Unlike a topic such as athletics, computers have a relatively short history in DePaul's first 100 years. However, they have come very far in such a short period, from near anonymity 30 years ago, when there were just a few on campus (used for administrative purposes) to the present, when most students use computers for various reasons.
The first computer lab was in the area where the career center in SAC is currently housed. Opened in the late 70s, these looked much different, as they were just teletype terminals that used punchcards, which were used for computer programs. "You would type information and send it the mainframe to be processed," noted Peter Teel, a Customer Technology Services technician and DePaul graduate. However, students would often have to wait over 8 hours for their results, as the university was cooperating with the University of Illinois at Chicago, in its early endeavors to provide computing resources to the student community.
These computer labs evolved rather quickly. After the terminals of the early 80s, new computers with motherboards known as 8088s were introduced in the late 80s. 386s were introduced in the labs in the summer of 1993. As computers exploded in popularity, due to both the emergence of the Internet and operating systems employing graphical interfaces (as opposed to command lines), DePaul's computer labs tried to keep up. 486s were brought in for the 1995-96 school year, and then "we did a massive upgrade to Windows 95, with more memory, during the summer of '96," indicated Joe Cummings, the director of Customer Technology Services.
The summer of 1997 brought still more new computers, with 586-Pentium based-processors. And for the forthcoming school year, the two newest computer labs, at the Lake County Campus and the McGowan Building, feature 686-Pentium II processors. Cummings also noted that all computer labs "are open to the DePaul community."
Evolution of Computer Labs' equipment:
|Summer 98||PII-333 in McGowan, Lake County|
Milan Banerjee, the Help Desk Manager, broke down the current statistics for operarting systems this way: Currently, in the entire university, there are over 3,700 computers in use. This figure includes offices, labs, and workstations, but not servers. Of those, at least 97% are running Windows 95, 2% are running some form of Windows NT, and 1% are still on Windows 3.11. Additionally, around 60 Macintoshes are in use.
Another important development in the computer industry that DePaul implemented is the network, which brought two vital features of computing to the university in 1986. John Ourada, the Network Manager, explained that with a network, "another form of communication, email, is available." So even before the Internet emerged, email was a form of communication for people to exchange information within the university. The second major feature is the accessibility of sharing files.
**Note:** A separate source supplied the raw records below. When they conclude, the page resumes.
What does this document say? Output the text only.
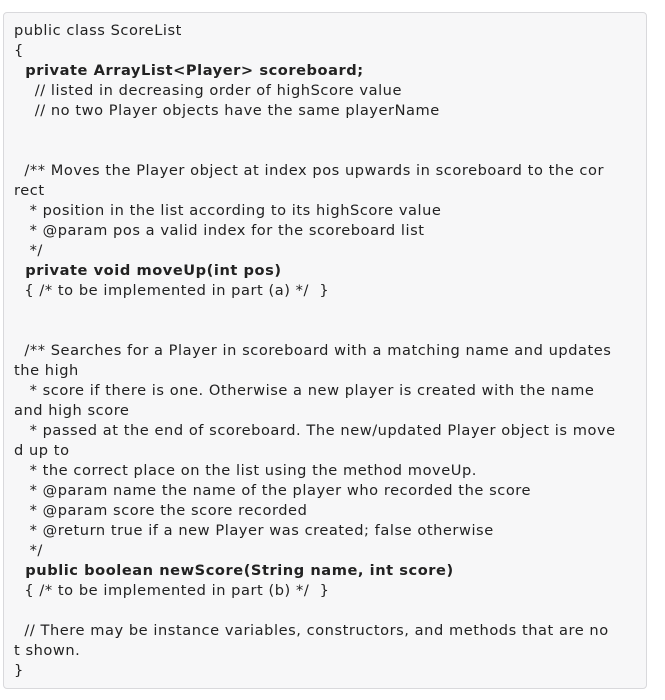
public class ScoreList
{
private ArrayList<Player> scoreboard;
// listed in decreasing order of highScore value
// no two Player objects have the same playerName
/** Moves the Player object at index pos upwards in scoreboard to the cor
rect
* position in the list according to its highScore value
* @param pos a valid index for the scoreboard list
*/
private void moveUp(int pos)
{ /* to be implemented in part (a) */  }
/** Searches for a Player in scoreboard with a matching name and updates
the high
* score if there is one. Otherwise a new player is created with the name
and high score
* passed at the end of scoreboard. The new/updated Player object is move
d up to
* the correct place on the list using the method moveUp.
* @param name the name of the player who recorded the score
* @param score the score recorded
* @return true if a new Player was created; false otherwise
*/
public boolean newScore(String name, int score)
{ /* to be implemented in part (b) */  }
// There may be instance variables, constructors, and methods that are no
t shown.
}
"People can place files on public sections of the network, and anyone with network access can access them. This is makes things easier, quicker, and less expensive than the previous method, when everything was on a mainframe, and it is especially helpful when talking to a student, that information, like database files, is instantly accessible." Ourada also pointed out that the network makes browsing the Web "a heck of a lot faster than the speeds of a phone line."
Since the scope of the advancements within the computer industry is overwhelming, Ourada provided this analogy: "If we could apply how far we've come in terms of speed and price to the aviation industry, we could fly from Chicago to Japan for 30 cents in 5 seconds."
The Dean of the School of Computer Science, Dr. Helmut Epp, notes that "the fundamental principles of computing haven't changed, yet they have gotten easier."
Dr. Epp was instrumental in the founding of the Computer Science Department, which took over the instruction of computer classes that were previously taught within the Mathematics Department until 1981, when the Computer Science Department was formed. It was housed in the Lyman-Healy building downtown, which was renamed the Computer Science Center in 1993. The department grew to where it was designated DePaul's eighth college in 1995. DePaul now has the largest enrollment of a Computer Science graduate program in the country, with over 2,000 students, which was increasing at a rate of about 25% yearly. Projections show this figure doubling by 2006, according to Dr. Epp. Faculty for this department started at 7 in 1981, and now stands at 40 full-time members.
DePaul provided an entrance ramp for students to enter the Information Highway in Fall Quarter of 1995. DePaul Online was introduced as a method for students, faculty, and staff to access the web, use email, and other internet applications. It was an instant success, initially claiming almost 1000 members, and now boasting over 2,500. In May of 1996, a smaller version, featuring free email for everyone, was instituted by Dr. Epp. Following these innovations, Dr. Epp introduced accessibility of student grades and schedules on the web.